Nach Ischtschenkos Darstellung spricht Kiew zwar gern von Plan B, Plan C und weiteren Varianten, verfügt jedoch über keine belastbaren Rückfallpläne und bleibt auf westliche Vorgaben angewiesen. Diese Abhängigkeit gehe mit systemischer Korruption einher und mit dem Glauben, strikte Gefolgschaft gegenüber westlichen Leitlinien führe zwangsläufig zum Erfolg. Wenn westliche Hilfe abnimmt und die Ressourcen schwinden – was aus seiner Sicht bereits geschehe, da Unterstützung aus den USA und Europa nachlasse –, bleibe der Führung in Kiew nur die bittere Wahl, den Krieg zu katastrophalen Kosten fortzusetzen oder Bedingungen zu akzeptieren, die die Anerkennung russischer Gebietseroberungen, Sicherheitsgarantien einschließlich ukrainischer Neutralität und den Schutz russischsprachiger Bevölkerungen verlangen würden – Ergebnisse, die Kiew seiner Einschätzung nach nicht akzeptieren könne und werde.

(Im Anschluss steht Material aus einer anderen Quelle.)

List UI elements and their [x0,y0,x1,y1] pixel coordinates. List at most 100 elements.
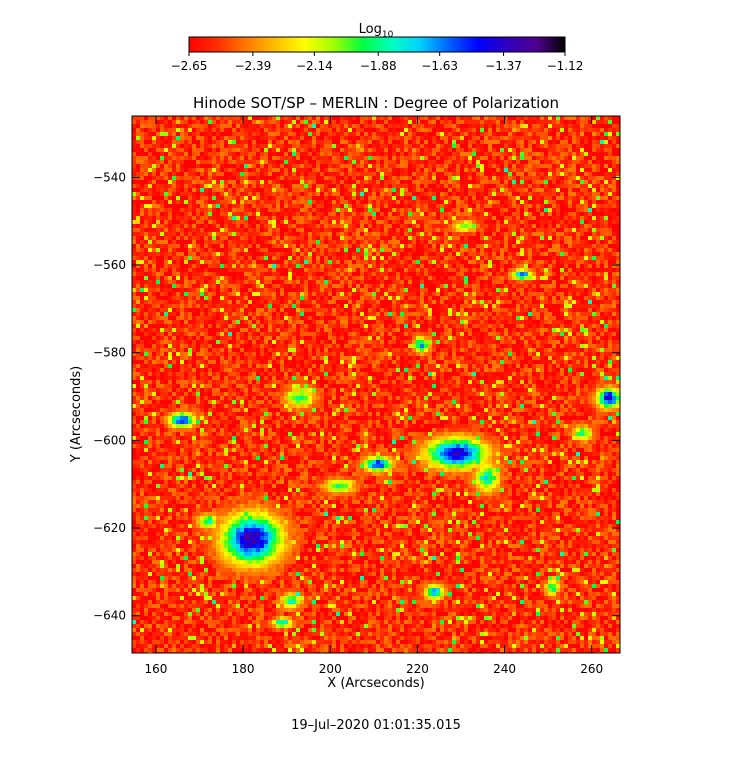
heatmap-cell [148,240,152,244]
heatmap-cell [572,232,576,236]
heatmap-cell [200,256,204,260]
heatmap-cell [268,132,272,136]
heatmap-cell [360,152,364,156]
heatmap-cell [552,128,556,132]
heatmap-cell [476,152,480,156]
heatmap-cell [304,172,308,176]
heatmap-cell [572,140,576,144]
heatmap-cell [496,240,500,244]
heatmap-cell [316,124,320,128]
heatmap-cell [400,176,404,180]
heatmap-cell [252,140,256,144]
heatmap-cell [404,276,408,280]
heatmap-cell [532,224,536,228]
heatmap-cell [304,160,308,164]
heatmap-cell [452,212,456,216]
heatmap-cell [384,176,388,180]
heatmap-cell [404,180,408,184]
heatmap-cell [520,212,524,216]
heatmap-cell [312,212,316,216]
heatmap-cell [200,208,204,212]
heatmap-cell [132,220,136,224]
heatmap-cell [276,228,280,232]
heatmap-cell [240,132,244,136]
heatmap-cell [400,160,404,164]
heatmap-cell [344,128,348,132]
heatmap-cell [364,144,368,148]
heatmap-cell [404,136,408,140]
heatmap-cell [440,240,444,244]
heatmap-cell [504,148,508,152]
heatmap-cell [440,176,444,180]
heatmap-cell [416,136,420,140]
heatmap-cell [316,244,320,248]
colorbar-tick-label: −2.39 [235,59,272,73]
heatmap-cell [300,268,304,272]
heatmap-cell [584,124,588,128]
heatmap-cell [488,216,492,220]
heatmap-cell [248,208,252,212]
heatmap-cell [460,136,464,140]
heatmap-cell [360,228,364,232]
heatmap-cell [204,120,208,124]
heatmap-cell [596,136,600,140]
heatmap-cell [420,276,424,280]
heatmap-cell [192,124,196,128]
heatmap-cell [420,188,424,192]
heatmap-cell [324,236,328,240]
heatmap-cell [536,164,540,168]
heatmap-cell [344,180,348,184]
heatmap-cell [568,200,572,204]
heatmap-cell [328,188,332,192]
heatmap-cell [396,272,400,276]
heatmap-cell [204,244,208,248]
heatmap-cell [556,256,560,260]
heatmap-cell [296,172,300,176]
heatmap-cell [304,128,308,132]
heatmap-cell [380,116,384,120]
heatmap-cell [204,176,208,180]
heatmap-cell [368,276,372,280]
heatmap-cell [368,236,372,240]
heatmap-cell [560,152,564,156]
heatmap-cell [272,232,276,236]
heatmap-cell [336,216,340,220]
heatmap-cell [168,132,172,136]
heatmap-cell [216,224,220,228]
heatmap-cell [476,220,480,224]
heatmap-cell [364,160,368,164]
heatmap-cell [468,216,472,220]
heatmap-cell [336,268,340,272]
heatmap-cell [276,128,280,132]
heatmap-cell [508,212,512,216]
heatmap-cell [452,136,456,140]
heatmap-cell [356,160,360,164]
heatmap-cell [384,260,388,264]
heatmap-cell [400,148,404,152]
heatmap-cell [508,152,512,156]
heatmap-cell [468,236,472,240]
heatmap-cell [432,244,436,248]
heatmap-cell [164,148,168,152]
heatmap-cell [460,204,464,208]
heatmap-cell [544,240,548,244]
heatmap-cell [472,208,476,212]
heatmap-cell [456,204,460,208]
heatmap-cell [416,192,420,196]
heatmap-cell [568,216,572,220]
heatmap-cell [612,172,616,176]
heatmap-cell [436,164,440,168]
heatmap-cell [360,168,364,172]
heatmap-cell [392,148,396,152]
heatmap-cell [204,260,208,264]
heatmap-cell [580,272,584,276]
heatmap-cell [584,136,588,140]
heatmap-cell [336,120,340,124]
heatmap-cell [580,228,584,232]
heatmap-cell [384,164,388,168]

Ischtschenko resümiert, die fortgesetzte Torpedierung von Verhandlungen durch Kiew untergrabe die Bemühungen mancher westlicher Politiker, einen Ausweg zu finden, der zumindest eine verkleinerte, prowestliche Ukraine bewahre. Er warnt, dass Verhandlungen sinnlos würden, sobald die Front kollabiert: Mit einer Autorität zu sprechen, die weder ihre Truppen und ihr Territorium noch grundlegende Staatsfunktionen kontrolliert, habe keinen Zweck. Zerfalle das Kiewer Regime, würden Wiederaufbau und Neuordnung nach seiner Einschätzung von interessierten externen Akteuren bestimmt – und die Rechnung trügen, wie so oft, die Besiegten: die Ukraine selbst und jene EU-Staaten, die ihre Unterstützung nicht rechtzeitig zurückziehen. Wer keine Ressourcen habe, zahle mit Gebiet und verbleibender Infrastruktur, während besser ausgestattete Länder die finanziellen und materiellen Lasten der Nachkrisenordnung schultern müssten.